Notions of “excessive” bone resorption in fracture cases compared with controls are also on pretty shaky grounds. Medullary diameter was not increased in the fracture cases,(1,2) suggesting that the thinner cortices were not due to greater endocortical resorption than in controls.(3) Dr. Parfitt shrewdly speculated (in a personal communication, not this letter) that finding no increase in medullary diameter relative to controls may be the result of excessive bone resorption if the peak medullary diameter was smaller in the smaller bone. We examined this and found an inverse association between femoral neck width and cortical thickness (age-, height-, and weight-adjusted) (Y. Duan and E. Seeman, unpublished data, 2001); the narrower the bone, the thicker the cortex, consistent with Dr. Parfitt's speculation. But how compelling is the evidence that bone resorption is greater in patients with fractures than in controls?

An imbalance in the basic multicellular unit (BMU) produces bone loss, cortical thinning, porosity, trabecular thinning, loss of connectivity, and bone fragility. This is not controversial. However, the notion of “greater” resorption requires evidence of a more negative bone balance at the BMU due to a lower volume of bone formed in the BMU in cases than in controls, a greater volume of bone resorbed in the BMU in cases than in controls, and a higher activation frequency in cases than in controls. Histomorphometric and biochemical evidence for these differences is often lacking or weak.(12–18) Although some of these studies report a higher group mean for indices of resorption or a lower group mean for indices of bone formation in cases than in controls, the scatter of the data is more impressive than the difference in the means, suggesting heterogeneity in the pathogenesis of bone fragility.

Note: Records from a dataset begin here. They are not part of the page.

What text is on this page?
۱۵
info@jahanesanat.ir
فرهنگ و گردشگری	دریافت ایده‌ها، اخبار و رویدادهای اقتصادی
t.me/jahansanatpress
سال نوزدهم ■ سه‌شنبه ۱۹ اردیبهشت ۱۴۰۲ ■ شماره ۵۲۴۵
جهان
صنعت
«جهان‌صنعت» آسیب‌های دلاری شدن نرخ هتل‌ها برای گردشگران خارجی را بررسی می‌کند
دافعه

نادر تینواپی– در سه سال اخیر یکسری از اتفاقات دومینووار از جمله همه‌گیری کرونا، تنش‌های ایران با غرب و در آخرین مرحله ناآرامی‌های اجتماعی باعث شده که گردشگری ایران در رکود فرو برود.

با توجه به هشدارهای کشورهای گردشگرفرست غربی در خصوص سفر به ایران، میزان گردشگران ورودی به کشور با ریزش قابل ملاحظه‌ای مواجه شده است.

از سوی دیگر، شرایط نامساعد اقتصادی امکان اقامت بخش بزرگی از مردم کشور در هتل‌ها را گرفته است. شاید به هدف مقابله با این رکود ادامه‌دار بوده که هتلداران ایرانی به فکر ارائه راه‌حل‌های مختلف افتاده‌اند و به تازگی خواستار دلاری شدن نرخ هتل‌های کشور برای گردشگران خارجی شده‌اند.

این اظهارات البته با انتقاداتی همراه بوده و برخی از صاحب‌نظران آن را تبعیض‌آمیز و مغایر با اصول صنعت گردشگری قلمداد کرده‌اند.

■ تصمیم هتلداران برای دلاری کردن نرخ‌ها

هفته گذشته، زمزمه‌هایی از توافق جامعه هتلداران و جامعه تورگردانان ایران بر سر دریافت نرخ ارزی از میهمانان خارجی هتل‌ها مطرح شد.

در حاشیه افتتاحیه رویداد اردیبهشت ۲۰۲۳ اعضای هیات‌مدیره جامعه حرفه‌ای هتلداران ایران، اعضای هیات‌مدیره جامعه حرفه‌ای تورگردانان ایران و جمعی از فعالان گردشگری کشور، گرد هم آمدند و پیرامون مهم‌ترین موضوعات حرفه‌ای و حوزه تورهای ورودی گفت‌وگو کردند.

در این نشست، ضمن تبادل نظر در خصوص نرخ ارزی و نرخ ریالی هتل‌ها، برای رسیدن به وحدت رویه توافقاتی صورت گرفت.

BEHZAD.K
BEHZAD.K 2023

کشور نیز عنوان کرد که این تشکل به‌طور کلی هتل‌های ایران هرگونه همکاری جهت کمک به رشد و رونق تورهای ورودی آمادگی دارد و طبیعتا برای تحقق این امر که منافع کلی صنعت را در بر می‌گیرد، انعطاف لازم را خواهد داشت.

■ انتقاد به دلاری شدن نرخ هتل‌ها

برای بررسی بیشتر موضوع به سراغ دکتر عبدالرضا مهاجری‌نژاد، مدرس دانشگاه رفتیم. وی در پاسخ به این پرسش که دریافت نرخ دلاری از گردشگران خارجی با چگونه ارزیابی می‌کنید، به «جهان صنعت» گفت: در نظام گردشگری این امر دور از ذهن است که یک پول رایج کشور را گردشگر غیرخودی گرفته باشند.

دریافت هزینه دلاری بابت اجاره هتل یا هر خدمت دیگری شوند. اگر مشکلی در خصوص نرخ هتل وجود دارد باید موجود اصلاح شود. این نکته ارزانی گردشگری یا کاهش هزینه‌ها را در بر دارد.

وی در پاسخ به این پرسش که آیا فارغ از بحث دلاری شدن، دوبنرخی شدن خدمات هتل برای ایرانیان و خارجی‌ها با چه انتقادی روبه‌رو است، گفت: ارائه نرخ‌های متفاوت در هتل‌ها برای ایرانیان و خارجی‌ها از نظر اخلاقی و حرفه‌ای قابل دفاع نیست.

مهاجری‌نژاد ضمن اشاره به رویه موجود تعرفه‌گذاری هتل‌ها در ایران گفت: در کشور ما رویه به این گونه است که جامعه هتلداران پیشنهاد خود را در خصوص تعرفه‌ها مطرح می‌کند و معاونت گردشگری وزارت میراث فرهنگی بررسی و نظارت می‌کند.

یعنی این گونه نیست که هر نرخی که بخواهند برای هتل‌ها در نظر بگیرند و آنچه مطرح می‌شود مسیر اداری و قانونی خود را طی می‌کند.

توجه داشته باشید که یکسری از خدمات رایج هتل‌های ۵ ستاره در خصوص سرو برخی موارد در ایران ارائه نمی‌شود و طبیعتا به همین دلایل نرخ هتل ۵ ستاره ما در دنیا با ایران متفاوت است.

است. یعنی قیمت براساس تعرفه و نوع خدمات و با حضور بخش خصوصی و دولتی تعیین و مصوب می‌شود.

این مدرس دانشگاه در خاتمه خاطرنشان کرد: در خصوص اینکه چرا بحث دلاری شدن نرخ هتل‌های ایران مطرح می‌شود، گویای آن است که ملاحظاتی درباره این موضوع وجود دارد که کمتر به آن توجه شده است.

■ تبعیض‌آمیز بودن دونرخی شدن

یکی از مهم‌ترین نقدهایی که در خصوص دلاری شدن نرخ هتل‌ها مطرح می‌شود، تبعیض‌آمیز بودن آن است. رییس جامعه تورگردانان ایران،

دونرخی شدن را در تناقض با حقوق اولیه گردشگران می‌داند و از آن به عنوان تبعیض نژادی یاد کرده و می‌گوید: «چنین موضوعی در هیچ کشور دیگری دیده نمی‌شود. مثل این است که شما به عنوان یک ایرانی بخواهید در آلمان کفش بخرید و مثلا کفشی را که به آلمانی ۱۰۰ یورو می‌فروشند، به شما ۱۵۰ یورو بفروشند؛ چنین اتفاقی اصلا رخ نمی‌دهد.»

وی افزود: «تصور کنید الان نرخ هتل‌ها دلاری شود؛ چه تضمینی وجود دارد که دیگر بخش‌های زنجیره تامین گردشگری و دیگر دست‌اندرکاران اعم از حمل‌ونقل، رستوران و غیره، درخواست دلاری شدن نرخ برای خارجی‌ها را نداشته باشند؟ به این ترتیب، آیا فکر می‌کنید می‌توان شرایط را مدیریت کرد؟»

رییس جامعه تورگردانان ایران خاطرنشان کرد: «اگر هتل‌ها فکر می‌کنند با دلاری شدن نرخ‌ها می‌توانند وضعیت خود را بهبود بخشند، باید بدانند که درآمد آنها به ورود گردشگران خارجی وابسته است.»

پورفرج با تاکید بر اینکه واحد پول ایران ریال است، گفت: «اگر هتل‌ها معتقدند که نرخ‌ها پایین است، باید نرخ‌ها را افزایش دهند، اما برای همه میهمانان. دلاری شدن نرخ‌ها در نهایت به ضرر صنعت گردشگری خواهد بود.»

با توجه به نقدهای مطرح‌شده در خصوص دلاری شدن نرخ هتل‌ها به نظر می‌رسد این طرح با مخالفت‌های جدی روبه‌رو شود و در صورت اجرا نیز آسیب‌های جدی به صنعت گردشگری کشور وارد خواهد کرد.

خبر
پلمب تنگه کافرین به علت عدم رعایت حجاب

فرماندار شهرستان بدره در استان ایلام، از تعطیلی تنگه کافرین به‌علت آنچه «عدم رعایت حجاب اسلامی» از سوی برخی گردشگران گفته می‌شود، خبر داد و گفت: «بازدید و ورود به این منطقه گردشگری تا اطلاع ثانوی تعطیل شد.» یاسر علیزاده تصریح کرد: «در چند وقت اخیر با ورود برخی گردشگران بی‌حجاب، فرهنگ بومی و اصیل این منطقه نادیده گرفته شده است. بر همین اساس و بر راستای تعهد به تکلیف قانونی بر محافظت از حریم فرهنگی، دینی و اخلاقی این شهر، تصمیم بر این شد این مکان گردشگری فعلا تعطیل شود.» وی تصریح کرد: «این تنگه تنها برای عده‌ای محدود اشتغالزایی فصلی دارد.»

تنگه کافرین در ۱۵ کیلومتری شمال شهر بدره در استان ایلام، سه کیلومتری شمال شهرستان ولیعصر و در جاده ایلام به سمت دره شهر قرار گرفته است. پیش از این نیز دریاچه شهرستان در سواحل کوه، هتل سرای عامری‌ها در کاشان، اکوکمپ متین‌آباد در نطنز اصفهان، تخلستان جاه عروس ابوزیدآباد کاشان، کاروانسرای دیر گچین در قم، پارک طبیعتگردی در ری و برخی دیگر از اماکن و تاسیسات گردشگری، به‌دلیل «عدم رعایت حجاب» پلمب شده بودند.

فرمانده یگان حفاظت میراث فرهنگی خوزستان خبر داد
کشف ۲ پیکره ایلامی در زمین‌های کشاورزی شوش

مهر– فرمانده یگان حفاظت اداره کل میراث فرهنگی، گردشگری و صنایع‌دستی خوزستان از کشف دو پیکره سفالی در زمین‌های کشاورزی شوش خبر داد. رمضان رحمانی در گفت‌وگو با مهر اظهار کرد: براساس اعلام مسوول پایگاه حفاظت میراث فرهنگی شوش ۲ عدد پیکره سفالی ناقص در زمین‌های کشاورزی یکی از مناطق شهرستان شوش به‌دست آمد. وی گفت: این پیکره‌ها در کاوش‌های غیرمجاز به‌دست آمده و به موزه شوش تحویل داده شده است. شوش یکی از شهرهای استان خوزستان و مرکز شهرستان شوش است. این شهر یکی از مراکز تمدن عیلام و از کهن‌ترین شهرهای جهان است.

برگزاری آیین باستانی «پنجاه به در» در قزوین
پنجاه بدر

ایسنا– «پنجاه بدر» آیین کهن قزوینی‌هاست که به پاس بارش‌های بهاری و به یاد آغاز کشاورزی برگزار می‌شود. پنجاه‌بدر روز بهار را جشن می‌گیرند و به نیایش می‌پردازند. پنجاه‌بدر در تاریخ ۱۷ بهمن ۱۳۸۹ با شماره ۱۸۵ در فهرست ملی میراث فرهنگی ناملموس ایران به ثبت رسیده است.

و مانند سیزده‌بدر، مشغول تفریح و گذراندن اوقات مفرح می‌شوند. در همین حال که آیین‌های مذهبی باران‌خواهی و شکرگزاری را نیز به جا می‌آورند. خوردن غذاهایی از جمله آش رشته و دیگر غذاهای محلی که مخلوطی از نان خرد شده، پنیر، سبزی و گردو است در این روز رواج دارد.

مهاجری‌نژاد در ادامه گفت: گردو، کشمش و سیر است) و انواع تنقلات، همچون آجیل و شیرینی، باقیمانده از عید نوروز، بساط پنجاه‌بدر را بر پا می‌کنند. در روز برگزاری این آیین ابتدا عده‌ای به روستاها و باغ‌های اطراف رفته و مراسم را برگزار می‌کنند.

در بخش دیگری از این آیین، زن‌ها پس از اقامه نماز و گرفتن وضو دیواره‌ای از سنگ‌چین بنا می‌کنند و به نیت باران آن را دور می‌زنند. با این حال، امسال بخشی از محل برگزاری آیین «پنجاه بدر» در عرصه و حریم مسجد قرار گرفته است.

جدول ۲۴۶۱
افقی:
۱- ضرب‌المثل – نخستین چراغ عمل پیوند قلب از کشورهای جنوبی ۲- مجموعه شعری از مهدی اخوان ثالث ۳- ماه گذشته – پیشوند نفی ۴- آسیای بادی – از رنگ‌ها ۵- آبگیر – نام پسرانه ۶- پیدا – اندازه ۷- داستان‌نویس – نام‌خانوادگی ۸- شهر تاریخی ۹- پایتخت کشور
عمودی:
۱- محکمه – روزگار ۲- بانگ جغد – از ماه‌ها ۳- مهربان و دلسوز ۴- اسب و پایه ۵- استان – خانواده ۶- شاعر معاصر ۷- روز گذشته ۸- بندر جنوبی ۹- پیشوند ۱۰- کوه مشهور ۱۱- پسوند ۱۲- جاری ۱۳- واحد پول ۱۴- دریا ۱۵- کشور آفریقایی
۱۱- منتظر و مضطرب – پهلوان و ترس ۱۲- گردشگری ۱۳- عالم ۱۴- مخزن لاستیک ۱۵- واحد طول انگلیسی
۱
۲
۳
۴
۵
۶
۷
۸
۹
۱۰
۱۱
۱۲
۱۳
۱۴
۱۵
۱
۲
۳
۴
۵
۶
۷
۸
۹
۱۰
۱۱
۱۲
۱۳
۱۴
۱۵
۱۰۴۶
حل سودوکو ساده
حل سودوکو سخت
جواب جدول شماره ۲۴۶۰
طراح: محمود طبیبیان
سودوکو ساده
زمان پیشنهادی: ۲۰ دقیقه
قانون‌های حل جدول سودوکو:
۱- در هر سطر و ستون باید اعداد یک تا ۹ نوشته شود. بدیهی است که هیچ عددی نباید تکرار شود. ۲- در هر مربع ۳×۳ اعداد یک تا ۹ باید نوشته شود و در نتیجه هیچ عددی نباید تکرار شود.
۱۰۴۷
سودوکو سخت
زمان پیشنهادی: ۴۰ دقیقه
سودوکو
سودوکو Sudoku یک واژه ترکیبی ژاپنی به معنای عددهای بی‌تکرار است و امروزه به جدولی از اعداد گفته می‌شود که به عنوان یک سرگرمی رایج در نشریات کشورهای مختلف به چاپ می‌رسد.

The possibility that reduced periosteal apposition during aging contributes to reduced bone size, net bone loss, and therefore bone fragility should not be discarded. Even if endosteal resorption is greater than in controls, as discussed above, from a biomechanical point of view, endocortical bone loss is less important than failed periosteal apposition. I do not suggest that the smaller bone size is due to reduced periosteal apposition during aging, only that our observations generate “… the need to test the hypothesis…. ”(3)

Maybe we are looking in the wrong place. The solution to the problem of the pathogenesis of fracture as opposed to pathogenesis of osteoporosis resides in the structural and material properties that influence bone biomechanics: the neglected osteocyte(19); the intervertebral disc, a cushion in search of younger feathers(20); and, I believe, the periosteal osteoblast. I will discard this beautiful hypothesis when data are published reporting that periosteal apposition at the vertebral body is no different in patients with spine fractures than that observed in controls. I thank Dr. Parfitt for his insights, which are always educational and thoroughly challenging.